Basic variables are variables that are only in one equation system of restrictions and, moreover, with a single coefficient.
We solve the system of equations for the basic variables:
  x3  , x4  , x5  
Assuming that the free variables are equal to 0, we obtain the first support program:
  X1 = (0,0,110,21.4,15000)
Since the problem is solved at a maximum, then the leading column is selected by the maximum negative number and the index line.
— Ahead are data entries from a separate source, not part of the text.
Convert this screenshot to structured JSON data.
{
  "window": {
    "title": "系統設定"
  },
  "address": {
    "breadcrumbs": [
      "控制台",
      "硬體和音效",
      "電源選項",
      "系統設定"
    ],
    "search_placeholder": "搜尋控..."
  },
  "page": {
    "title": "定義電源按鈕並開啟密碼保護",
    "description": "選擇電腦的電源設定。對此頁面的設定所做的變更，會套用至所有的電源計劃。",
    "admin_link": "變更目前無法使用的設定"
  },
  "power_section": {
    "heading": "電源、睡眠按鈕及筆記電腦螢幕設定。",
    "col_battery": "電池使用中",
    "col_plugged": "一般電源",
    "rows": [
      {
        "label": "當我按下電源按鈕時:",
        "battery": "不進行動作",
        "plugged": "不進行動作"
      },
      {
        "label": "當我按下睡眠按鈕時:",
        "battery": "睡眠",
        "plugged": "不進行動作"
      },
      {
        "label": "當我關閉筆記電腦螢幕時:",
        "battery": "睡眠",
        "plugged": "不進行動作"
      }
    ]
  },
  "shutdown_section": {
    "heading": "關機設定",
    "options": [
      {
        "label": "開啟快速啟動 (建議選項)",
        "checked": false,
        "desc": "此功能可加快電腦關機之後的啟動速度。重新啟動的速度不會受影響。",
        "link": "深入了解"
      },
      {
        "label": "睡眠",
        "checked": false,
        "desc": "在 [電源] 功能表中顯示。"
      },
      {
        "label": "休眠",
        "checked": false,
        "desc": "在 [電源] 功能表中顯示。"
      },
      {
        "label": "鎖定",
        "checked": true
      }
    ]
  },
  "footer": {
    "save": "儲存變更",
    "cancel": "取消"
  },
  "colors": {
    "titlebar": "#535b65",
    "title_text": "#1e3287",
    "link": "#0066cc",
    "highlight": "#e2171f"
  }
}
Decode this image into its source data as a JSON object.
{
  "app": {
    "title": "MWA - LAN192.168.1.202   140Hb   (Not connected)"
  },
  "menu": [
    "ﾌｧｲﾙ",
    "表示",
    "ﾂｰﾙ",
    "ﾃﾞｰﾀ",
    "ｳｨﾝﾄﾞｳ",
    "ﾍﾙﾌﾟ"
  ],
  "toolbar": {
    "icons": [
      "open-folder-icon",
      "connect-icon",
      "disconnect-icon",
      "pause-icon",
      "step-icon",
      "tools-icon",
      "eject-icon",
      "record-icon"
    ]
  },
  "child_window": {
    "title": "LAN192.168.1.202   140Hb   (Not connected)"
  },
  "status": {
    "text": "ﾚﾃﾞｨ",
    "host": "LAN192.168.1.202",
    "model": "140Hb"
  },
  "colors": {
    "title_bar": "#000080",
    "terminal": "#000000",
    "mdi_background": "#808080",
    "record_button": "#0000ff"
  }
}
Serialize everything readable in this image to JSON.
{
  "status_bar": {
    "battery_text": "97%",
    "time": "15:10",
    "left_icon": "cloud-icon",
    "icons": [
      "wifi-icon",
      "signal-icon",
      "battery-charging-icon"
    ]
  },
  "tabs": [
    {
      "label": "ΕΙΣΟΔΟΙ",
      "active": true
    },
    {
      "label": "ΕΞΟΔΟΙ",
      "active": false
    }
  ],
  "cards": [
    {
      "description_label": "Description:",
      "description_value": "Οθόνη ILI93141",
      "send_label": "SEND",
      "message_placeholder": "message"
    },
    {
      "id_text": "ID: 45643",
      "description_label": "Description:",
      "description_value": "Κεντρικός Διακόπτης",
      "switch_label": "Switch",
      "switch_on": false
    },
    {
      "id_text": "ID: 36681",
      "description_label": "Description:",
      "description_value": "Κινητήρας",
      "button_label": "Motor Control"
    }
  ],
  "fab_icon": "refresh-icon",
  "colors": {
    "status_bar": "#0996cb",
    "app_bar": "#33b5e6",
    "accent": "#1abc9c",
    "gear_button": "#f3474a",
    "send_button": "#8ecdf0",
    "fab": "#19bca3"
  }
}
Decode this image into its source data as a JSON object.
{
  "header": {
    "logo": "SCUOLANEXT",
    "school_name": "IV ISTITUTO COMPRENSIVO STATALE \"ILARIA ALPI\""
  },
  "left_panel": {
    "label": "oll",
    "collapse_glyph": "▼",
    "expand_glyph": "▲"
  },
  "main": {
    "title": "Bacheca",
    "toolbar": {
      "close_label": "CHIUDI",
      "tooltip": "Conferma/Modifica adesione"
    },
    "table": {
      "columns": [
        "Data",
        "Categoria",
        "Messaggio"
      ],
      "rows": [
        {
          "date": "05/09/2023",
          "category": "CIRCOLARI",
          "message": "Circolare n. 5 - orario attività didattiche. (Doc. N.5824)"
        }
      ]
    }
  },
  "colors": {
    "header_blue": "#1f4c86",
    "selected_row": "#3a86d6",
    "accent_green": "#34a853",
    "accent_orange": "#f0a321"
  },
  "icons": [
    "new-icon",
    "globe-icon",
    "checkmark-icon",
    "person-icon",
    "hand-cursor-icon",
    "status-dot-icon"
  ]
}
All transformations were carried out as long as they are not in the index line positive elements.
Turn to the basic algorithm, the simplex method.

Plan
Basis
Â
x 1
x 2
x 3
x 4
x 5
min

1
x3
110
1.01
9.45
1
0
0
11.64

 
x4
21.4
0.18
3.25
0
1
0
6.58

 
x5
15000
2000
5000
0
0
1
3

The indexline
F(X1)
0
-1
-1
0
0
0
0

Iteration ¹0
Current support program is suboptimal, as in the index line are the coefficients of negative
As the leading select the column corresponding to variable x2 , as the largest coefficient in absolute.
Calculate the values D i the rows as the quotient of division
and from them choose the smallest:

Therefore, 3-th row is the leading Allow the element is 5000 and is located at the intersection of the lead column and the lead line
 Forming part of the next simplex table.
 Instead variable x the plan 1 will include the variable x2
String corresponding to the variable x2  in the plan 1, obtained by dividing all the elements of row x5 plan's 0 allowing for an element ÐÝ=5000 In place of allowing an element in terms of 1 obtain 1.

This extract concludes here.